Now, gently nudge them towards getting a quote or referral:

“Before I let you go, do you have any questions about your current policy?…It’s been awhile since we touched base. Do you have any other insurance needs that you’d like me to help you out with, or you’d like to learn more about?”

This is a delicate situation. You can’t ask for too much out of this unsolicited phone call. Decide what you want most out of the conversation – a referral or the opportunity to quote – and stick to (subtly) requesting just that. Above all, you do not want to turn off your valuable client by making an overt sales pitch. Be sure to close with a sincere expression of your appreciation:

“It was great talking to you today; thanks for taking the time. I truly appreciate your business and the opportunity to be your agent; I want you to know we’re here for you whatever your needs are.”

2. The Prospect That Got Away

By the end of the year you have a unique pile of “dead” leads sitting in your database – people that you quoted who were interested…they just bought their policy from someone else, or never bought at all. For most agents these leads are destined for the garbage bin, never to be contacted or quoted again.

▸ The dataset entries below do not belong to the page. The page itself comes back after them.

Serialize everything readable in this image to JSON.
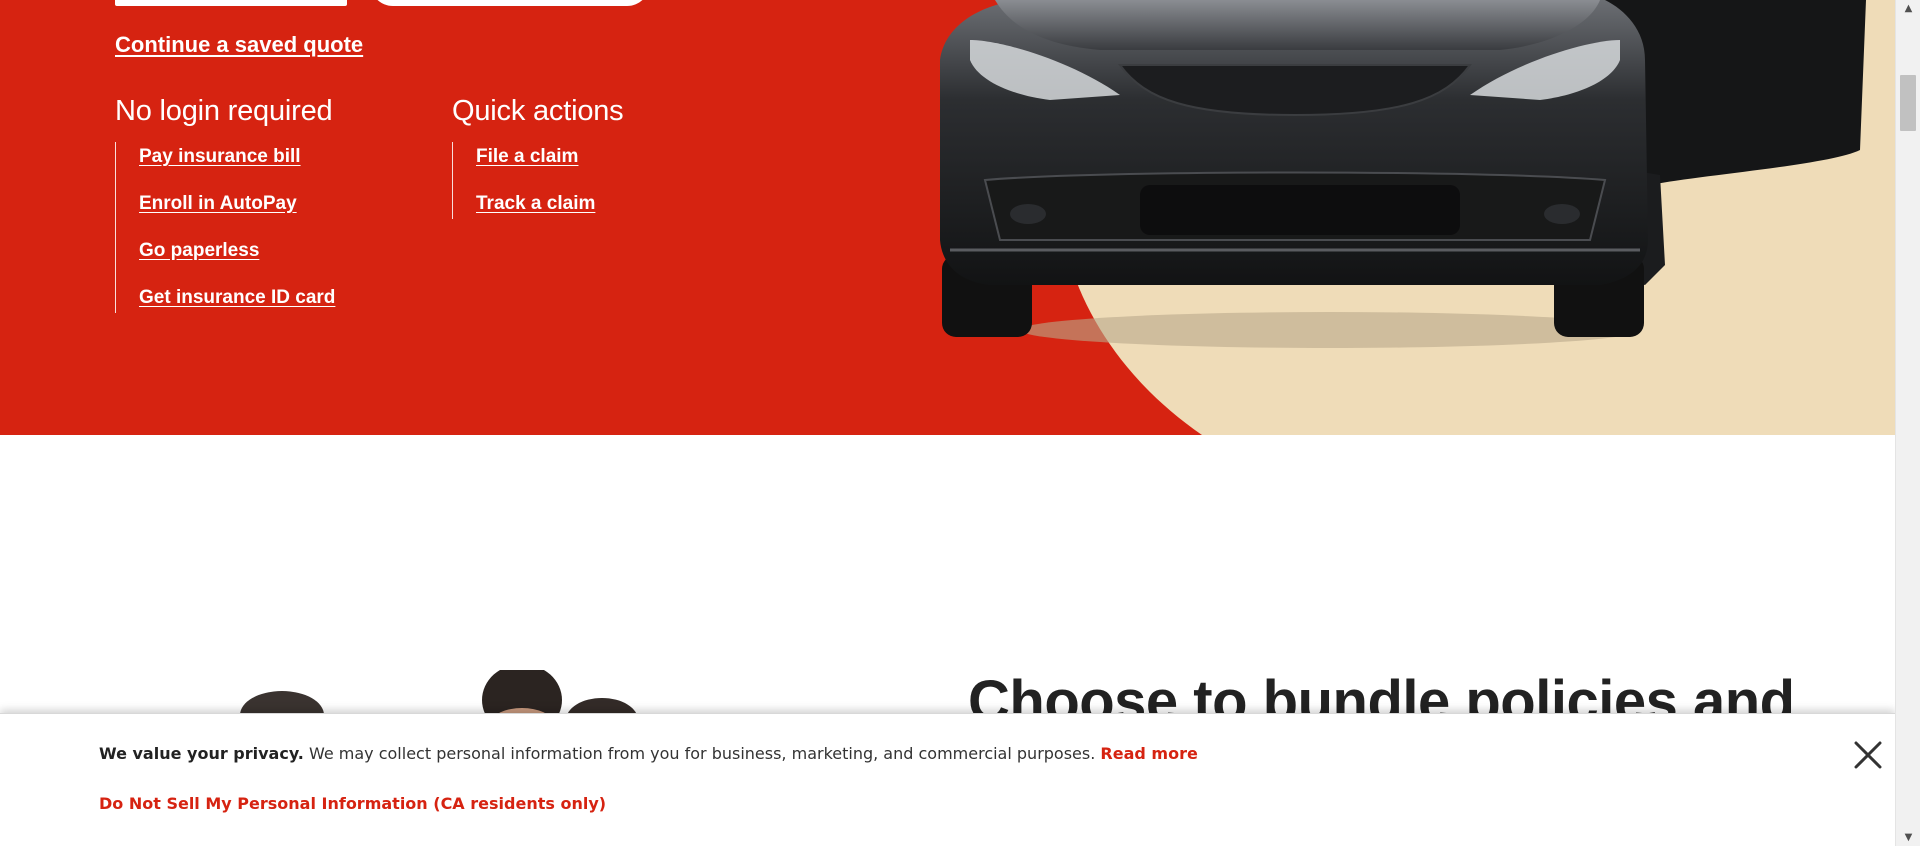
{
  "hero": {
    "continue_quote": "Continue a saved quote",
    "no_login": {
      "heading": "No login required",
      "links": [
        "Pay insurance bill",
        "Enroll in AutoPay",
        "Go paperless",
        "Get insurance ID card"
      ]
    },
    "quick_actions": {
      "heading": "Quick actions",
      "links": [
        "File a claim",
        "Track a claim"
      ]
    }
  },
  "bundle": {
    "heading": "Choose to bundle policies and"
  },
  "privacy_banner": {
    "bold_text": "We value your privacy.",
    "text": " We may collect personal information from you for business, marketing, and commercial purposes. ",
    "read_more": "Read more",
    "do_not_sell": "Do Not Sell My Personal Information (CA residents only)"
  },
  "icons": {
    "close": "close-icon",
    "scroll_up": "scroll-up-arrow-icon",
    "scroll_down": "scroll-down-arrow-icon"
  },
  "colors": {
    "brand_red": "#d62311",
    "hero_beige": "#efdcb8",
    "text_dark": "#222222"
  }
}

But for agents with email autoresponders, it’s a whole other story. Sure, they still don’t have time to be calling up and chasing old leads…but they are effortlessly breathing life into them with a slow, invasive campaign of automatic emails.

In the past getting someone to switch their insurance company, plan, or even agent has been near impossible. Most people will settle for ‘good enough’ and let ‘better’ pass them by just because they’re too busy. They don’t want the headache of going through the buying-process all over again.

So when the renewal notice comes they’ll just continue their ‘good enough’ coverage…unless they get your email promising a better experience at just the right time. And if you’re using an autoresponder program like LeadMiner, those perfectly-timed emails include fresh insurance quotes based on the information the lead originally submitted.

Autoresponder campaigns can run for 12 months. So even if you didn’t get the sale initially, when they’re getting their renewal notice you’ll be right in front of them with new quotes and the opportunity to move onto something else.

Your autoresponders don’t just renew a prospect’s interest; they also put you in the position to contact them first. When a prospect views your proposal online, programs like LeadMiner automatically send you an email to notify you. Now you have the opportunity to call them up, engage them, and discuss their frustrations. Ask if they would like to consider this great plan from XYZ Company that you know will be a better fit.

Whether you’re courting current customers or breathing life into old prospects, renewal time can be a terrific, dependable source of extra revenue.